W niedziele jade na Urlop...zasluzony,i wyczekiwany:) i wlasnie przymierzalam nowe bikini....Jakie to uczucie!!!! Nie do opisania,jak cudownie sie czuje ze soba!!!! Oczywiscie wiem ze jeszcze dluga droga przede mna...chce wyrzezbic miesnie itd...ale po prawie roku staran,moge wkoncu pogratulowac sobie...,i ciesze sie jak nienormalna...Moje nowe bikini....
oplacalo sie cwiczyc,biegac,cierpiec na bole miesni hehe...Ostatni rok to byla walka...z wlasnymi slabosciami,z sama soba.... z wieloma sytuacjami zyciowymi z ktorymi ciezko bylo sobie poradzic...z wieloma przeciwnosciami losu,z niesprawiedliwoscia,zawiodlam sie na kilku osobach...ale SPORT....pomogl!!!!,jasne nie rozwiazal problemow...ale zmienil moje podejscie do wielu spraw..a problemy zaczely sie powoli rozwiazywac:)
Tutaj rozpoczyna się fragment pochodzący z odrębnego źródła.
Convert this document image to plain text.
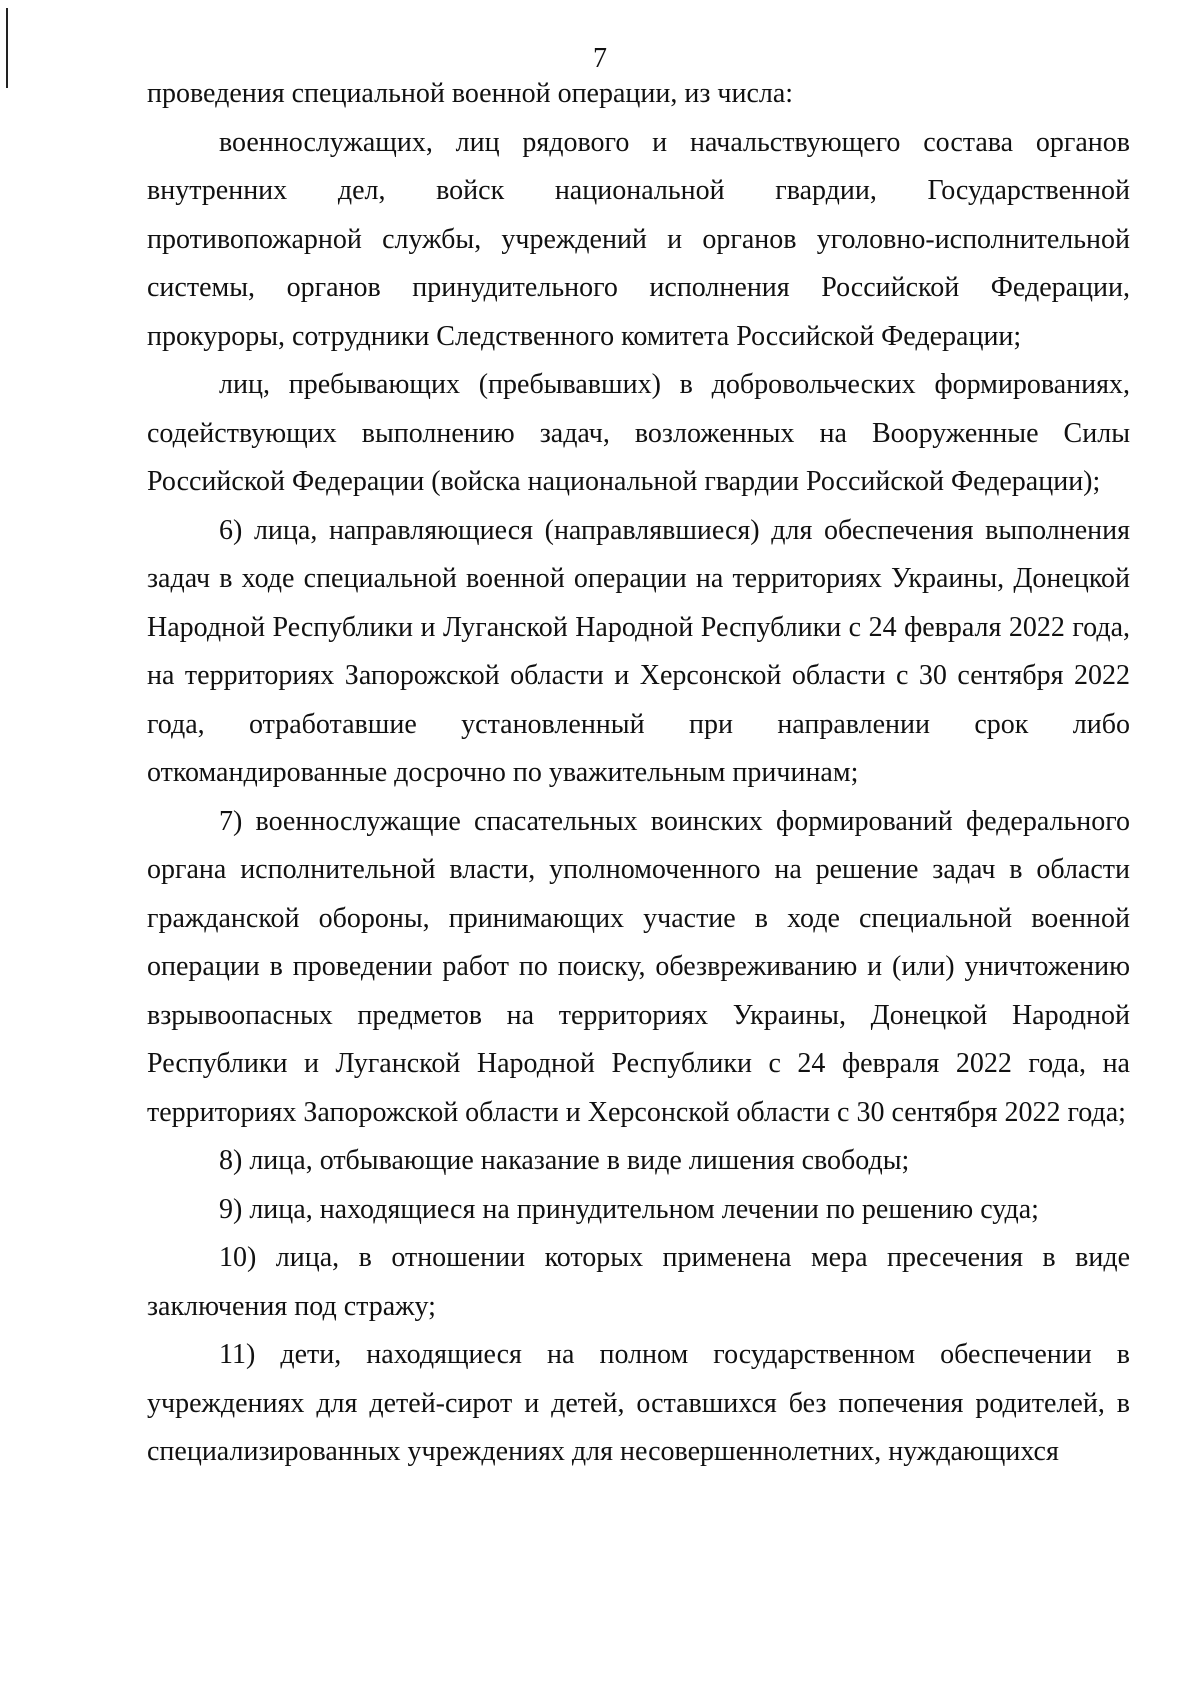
7

проведения специальной военной операции, из числа:

военнослужащих, лиц рядового и начальствующего состава органов внутренних дел, войск национальной гвардии, Государственной противопожарной службы, учреждений и органов уголовно-исполнительной системы, органов принудительного исполнения Российской Федерации, прокуроры, сотрудники Следственного комитета Российской Федерации;

лиц, пребывающих (пребывавших) в добровольческих формированиях, содействующих выполнению задач, возложенных на Вооруженные Силы Российской Федерации (войска национальной гвардии Российской Федерации);

6) лица, направляющиеся (направлявшиеся) для обеспечения выполнения задач в ходе специальной военной операции на территориях Украины, Донецкой Народной Республики и Луганской Народной Республики с 24 февраля 2022 года, на территориях Запорожской области и Херсонской области с 30 сентября 2022 года, отработавшие установленный при направлении срок либо откомандированные досрочно по уважительным причинам;

7) военнослужащие спасательных воинских формирований федерального органа исполнительной власти, уполномоченного на решение задач в области гражданской обороны, принимающих участие в ходе специальной военной операции в проведении работ по поиску, обезвреживанию и (или) уничтожению взрывоопасных предметов на территориях Украины, Донецкой Народной Республики и Луганской Народной Республики с 24 февраля 2022 года, на территориях Запорожской области и Херсонской области с 30 сентября 2022 года;

8) лица, отбывающие наказание в виде лишения свободы;

9) лица, находящиеся на принудительном лечении по решению суда;

10) лица, в отношении которых применена мера пресечения в виде заключения под стражу;

11) дети, находящиеся на полном государственном обеспечении в учреждениях для детей-сирот и детей, оставшихся без попечения родителей, в специализированных учреждениях для несовершеннолетних, нуждающихся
teraz widze jak duzo zrobilam,ruszylam dupe z kanapy!!!!! i z lzami w oczach stwierdzam: BYLO WARTO!!!! zmienilam sie nie tylko FIZYCZNIE!!! mam wiecej pewnosci siebie,itd...gdy pomysle sobie jakie mialam podejscie do zycia rok temu...i jak bardzo sport zmienil moje zycie...nie umiem tego wyrazic slowami.......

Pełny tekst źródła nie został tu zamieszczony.